Table 4 As is clear from the results shown in Table 4 above, the latent heat storage agent composition of the present invention has a sufficient effect of suppressing a decrease in the amount of heat storage and an effect of suppressing separated water. -102) is more effective than the 'ft1 thermal storage agent composition.

Comparative Example 2 Conventional products were obtained using the same formulation as in Example 2, except that sodium oleate and sodium laurate were used in the amounts shown in Table 5 below in place of sodium isostearate. These conventional products were repeatedly heated and cooled under the same conditions as in Example 1, and changes in heat storage amount and separated water were measured.

The changes in heat storage amount and separated water before and after the repetition were as shown in Table 5 below.

Table 5 As is clear from the results shown in Table 5 above, products to which sodium oleate or sodium laurate is added also exhibit a heat storage reduction suppressing effect, but in terms of stability of heat storage amount, the present invention with sodium isostearate added The latent heat storage agent composition was more effective. Furthermore, no difference was observed in the effect of suppressing separated water.

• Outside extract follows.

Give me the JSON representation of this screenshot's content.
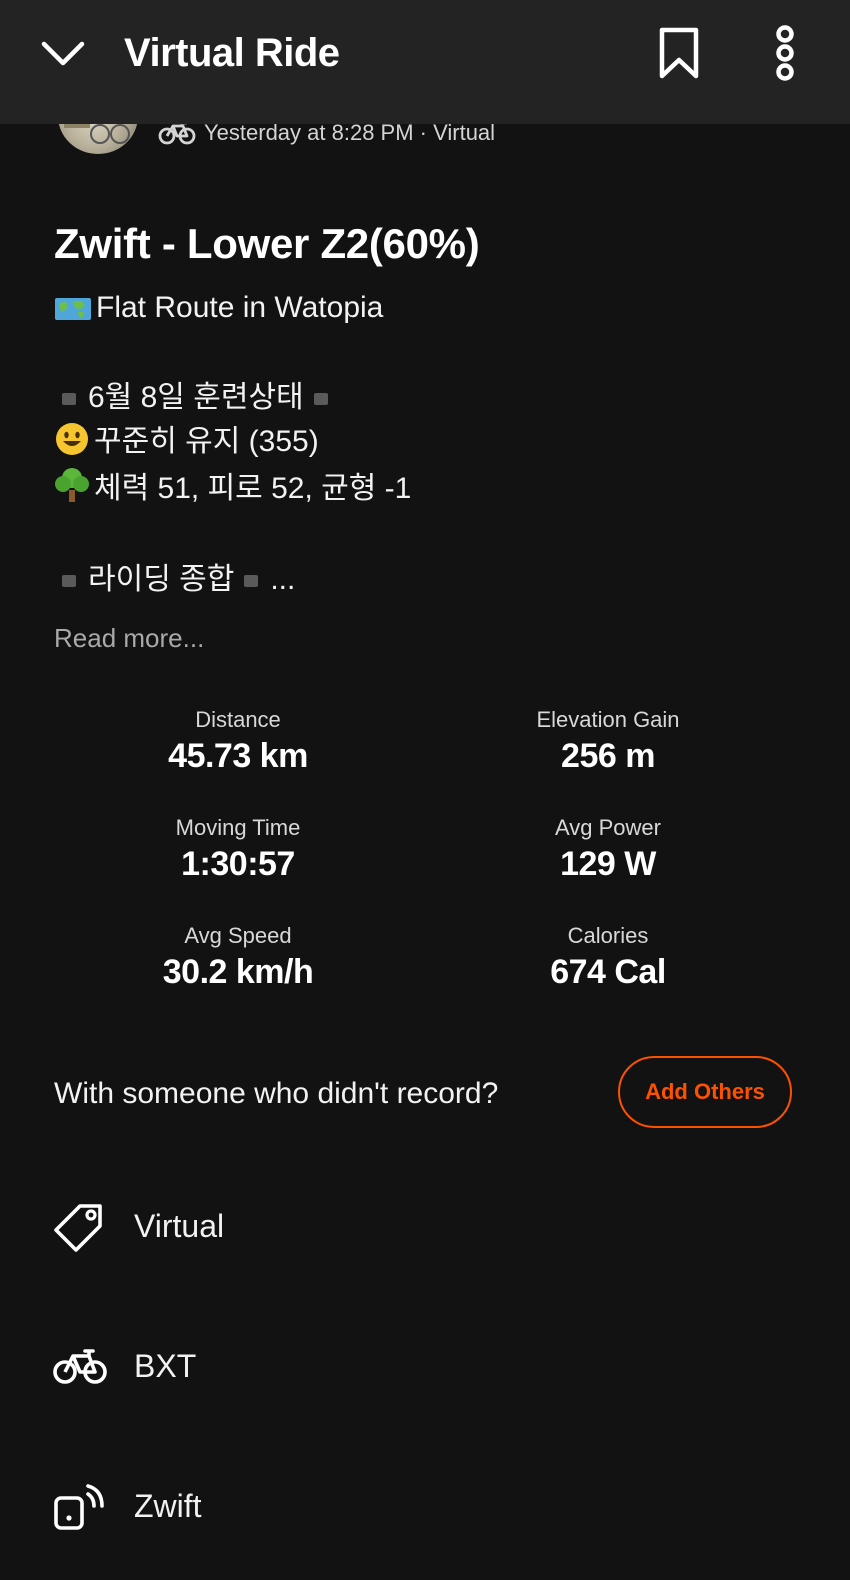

From the above Examples and Comparative Examples, in the latent heat storage agent composition containing sodium sulfate 1O hydrate or its eutectic as a main component, alkali metal salts of isostearic acid such as sodium isostearate, potassium isostearate, lithium isostearate, etc. It can be seen that by adding one or more types of hydrated amorphous silicon dioxide produced by wet production, a decrease in the amount of heat storage and a decrease in separated water due to repeated heat cycles can be suppressed.

〔Effect of the invention〕

The latent heat storage agent composition of the present invention can finely and uniformly disperse crystals of sodium sulfate decahydrate or its eutectic even after repeated melting and solidification, has good phase formation properties, and has little decrease in heat storage amount. It is extremely useful as a latent heat storage agent.

Claims (1)

[Claims] A latent heat storage agent composition containing sodium sulfate decahydrate or a eutectic thereof as a main component, characterized by containing one or more alkali metal salts of isostearic acid and hydrated amorphous silicon dioxide produced by wet production. A latent heat storage agent composition with little phase separation.